Publikace na Přírodovědecká fakulta |
2022

Tento text není v aktuálním jazyce dostupný. Zobrazuje se verze "en".Abstrakt

Red wood ants (RWAs) are a group of keystone species widespread in temperate and boreal forests of the Northern Hemisphere. Despite this, there is increasing evidence of local declines and extinctions.

We reviewed the current protection status of RWAs throughout Europe and their International Union for the Conservation of Nature (IUCN) threat classification. Only some RWA species have been assessed at a global scale, and not all national red lists of the countries where RWAs are present include these species.

Different assessment criteria, inventory approaches, and risk categories are used in different countries, and data deficiency is frequent.
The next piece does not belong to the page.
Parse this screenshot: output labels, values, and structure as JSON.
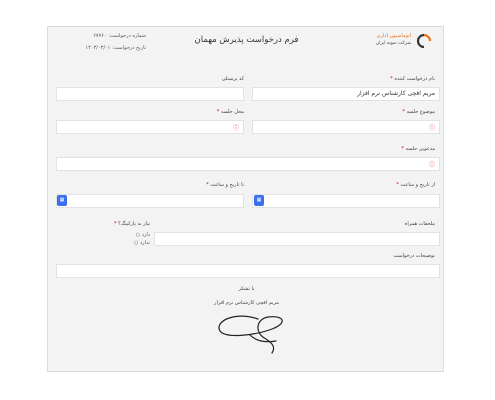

Legislative protection is even more complex, with some countries protecting RWAs implicitly together with the wildlife fauna and others explicitly protecting the whole group or particular species.

This complexity often occurs within countries, for example, in Italy, where, outside of the Alps, only the introduced species are protected, whereas the native species, which are in decline, are not. Therefore, an international, coordinated framework is needed for the protection of RWAs.

This first requires that the conservation target should be defined. Due to the similar morphology, complex taxonomy, and frequent hybridization, protecting the entire RWA group seems a more efficient strategy than protecting single species, although with a distinction between autochthonous and introduced species.

Second, an update of the current distribution of RWA species is needed throughout Europe. Third, a protection law cannot be effective without the collaboration of forest managers, whose activity influences RWA habitat.

Finally, RWA mounds offer a peculiar microhabitat, hosting a multitude of taxa, some of which are obligate myrmecophilous species on the IUCN Red List. Therefore, RWAs' role as umbrella species could facilitate their protection if they are considered not only as target species but also as providers of species-rich microhabitats.